Machine Translation and Post-Editing

Machine Translation (MT) involves the use of sophisticated computer technologies that automate the translation of text from one language (source language) to another language (target language) while minimizing human intervention. MT was considered to be a revolutionary concept in the 1950s, however, an unattainable timetable for large-scale development, that was established by scientists working on the Georgetown-IBM Experiment, resulted in a shift away from MT until the 1980s. The Georgetown-IBM Experiment consisted of the automatic translation of Russian sentences into English in a very specialized field (organic chemistry). This experiment garnered worldwide media attention at the time and was considered successful to a certain degree. Still, preliminary success could not prevent a general delay of progress in the field of MT. The translation algorithm that had been used was not sophisticated enough to support the overly ambitious expectations that were initially forecast.

The onset of the 1980s computer revolution was the catalyst for a returned interest in MT and its potential use in business. Computer power has increased exponentially over the past thirty years and investments in MT have followed suit as companies position themselves and battle for market share. During this time, the localization industry has led the transition from crude translation models that could translate only simple sentences to the highly sophisticated models seen today.

Recently, the convergence of translation memory (TM) and machine translation technologies have been critically important to MT development within the localization industry. Translation memory is a technology founded on a large database of language pairs (individual words, phrases, sentences, paragraphs) that offers translators word suggestions based on previous translations. These databases are in a constant state of evolution because human translators readily utilize and update them when performing translations. A major benefit of translation memory is that it increases translator efficiency and lowers overall costs by reusing previously translated content. Translation memory promotes consistency and speed because the same sentence is never translated twice.

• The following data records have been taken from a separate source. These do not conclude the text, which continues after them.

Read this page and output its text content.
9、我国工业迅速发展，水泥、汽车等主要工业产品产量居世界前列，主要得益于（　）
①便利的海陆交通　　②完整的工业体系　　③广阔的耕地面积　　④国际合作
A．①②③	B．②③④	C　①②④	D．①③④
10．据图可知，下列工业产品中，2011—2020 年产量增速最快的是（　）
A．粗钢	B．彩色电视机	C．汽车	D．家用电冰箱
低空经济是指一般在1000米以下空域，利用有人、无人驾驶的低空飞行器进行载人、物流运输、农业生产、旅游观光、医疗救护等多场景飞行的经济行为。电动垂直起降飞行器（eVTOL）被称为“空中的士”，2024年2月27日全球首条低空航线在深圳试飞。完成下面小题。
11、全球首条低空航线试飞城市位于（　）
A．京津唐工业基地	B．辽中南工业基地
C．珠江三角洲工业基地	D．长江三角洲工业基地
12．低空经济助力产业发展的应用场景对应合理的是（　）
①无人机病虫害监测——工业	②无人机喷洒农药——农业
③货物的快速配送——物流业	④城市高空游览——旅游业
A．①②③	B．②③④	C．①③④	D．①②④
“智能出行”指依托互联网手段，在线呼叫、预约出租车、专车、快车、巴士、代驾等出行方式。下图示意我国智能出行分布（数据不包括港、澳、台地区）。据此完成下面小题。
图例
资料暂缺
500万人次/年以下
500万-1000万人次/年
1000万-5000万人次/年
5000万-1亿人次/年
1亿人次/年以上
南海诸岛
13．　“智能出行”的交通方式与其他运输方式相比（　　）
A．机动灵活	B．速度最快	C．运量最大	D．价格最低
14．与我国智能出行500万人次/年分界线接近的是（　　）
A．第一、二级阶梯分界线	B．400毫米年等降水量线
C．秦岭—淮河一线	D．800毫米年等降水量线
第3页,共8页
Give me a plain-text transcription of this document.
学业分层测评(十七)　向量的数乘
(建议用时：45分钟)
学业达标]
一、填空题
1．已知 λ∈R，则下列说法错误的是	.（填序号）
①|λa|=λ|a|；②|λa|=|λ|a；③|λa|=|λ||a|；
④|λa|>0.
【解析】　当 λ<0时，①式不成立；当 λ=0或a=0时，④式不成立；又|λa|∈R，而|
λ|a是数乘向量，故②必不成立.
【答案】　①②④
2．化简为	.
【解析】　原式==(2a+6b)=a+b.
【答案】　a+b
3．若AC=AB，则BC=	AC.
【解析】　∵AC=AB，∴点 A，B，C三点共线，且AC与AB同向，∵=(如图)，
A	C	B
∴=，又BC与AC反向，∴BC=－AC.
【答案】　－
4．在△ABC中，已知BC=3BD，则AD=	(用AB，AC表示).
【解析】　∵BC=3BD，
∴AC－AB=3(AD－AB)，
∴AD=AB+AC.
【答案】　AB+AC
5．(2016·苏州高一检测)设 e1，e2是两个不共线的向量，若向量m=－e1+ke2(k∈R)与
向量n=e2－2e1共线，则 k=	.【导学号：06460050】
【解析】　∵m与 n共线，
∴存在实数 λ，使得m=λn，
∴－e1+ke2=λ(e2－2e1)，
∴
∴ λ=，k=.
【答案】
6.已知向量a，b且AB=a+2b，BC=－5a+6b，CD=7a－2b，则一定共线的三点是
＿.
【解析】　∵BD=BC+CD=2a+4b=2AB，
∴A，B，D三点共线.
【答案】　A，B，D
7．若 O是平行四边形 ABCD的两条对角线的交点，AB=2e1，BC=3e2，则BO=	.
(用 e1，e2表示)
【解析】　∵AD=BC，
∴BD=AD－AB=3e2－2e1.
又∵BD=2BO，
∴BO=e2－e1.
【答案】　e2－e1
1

2006 marked quite possibly the most important innovation in the history of machine translation: the release of Google’s trillion-word corpus. Google MT is built on the latest innovation in machine translation: Statistical Machine Translation (SMT). At a high level, SMT incorporates computer algorithms that utilize probability distributions (the bell curve and standard deviations) to predict the words used in translations. The massive size of Google MT’s corpus is an attempt to exhaust all possible language combinations. Hence, Google MT epitomizes the convergence of machine translation and translation memory technologies.

How Businesses Benefit from Machine Translation

In today’s global economy, businesses must distinguish themselves in the international market in order to stay competitive. As a result, translating business documentation into various target languages is becoming increasingly paramount.

As opposed to source-content creations, which usually deal with a single language, the efforts to translate the same document into many different languages can be substantially exhaustive and costly which is due to the multiplying factor. Therefore, automating the translation process to improve production efficiency, and cut costs, has always been a sought-after solution.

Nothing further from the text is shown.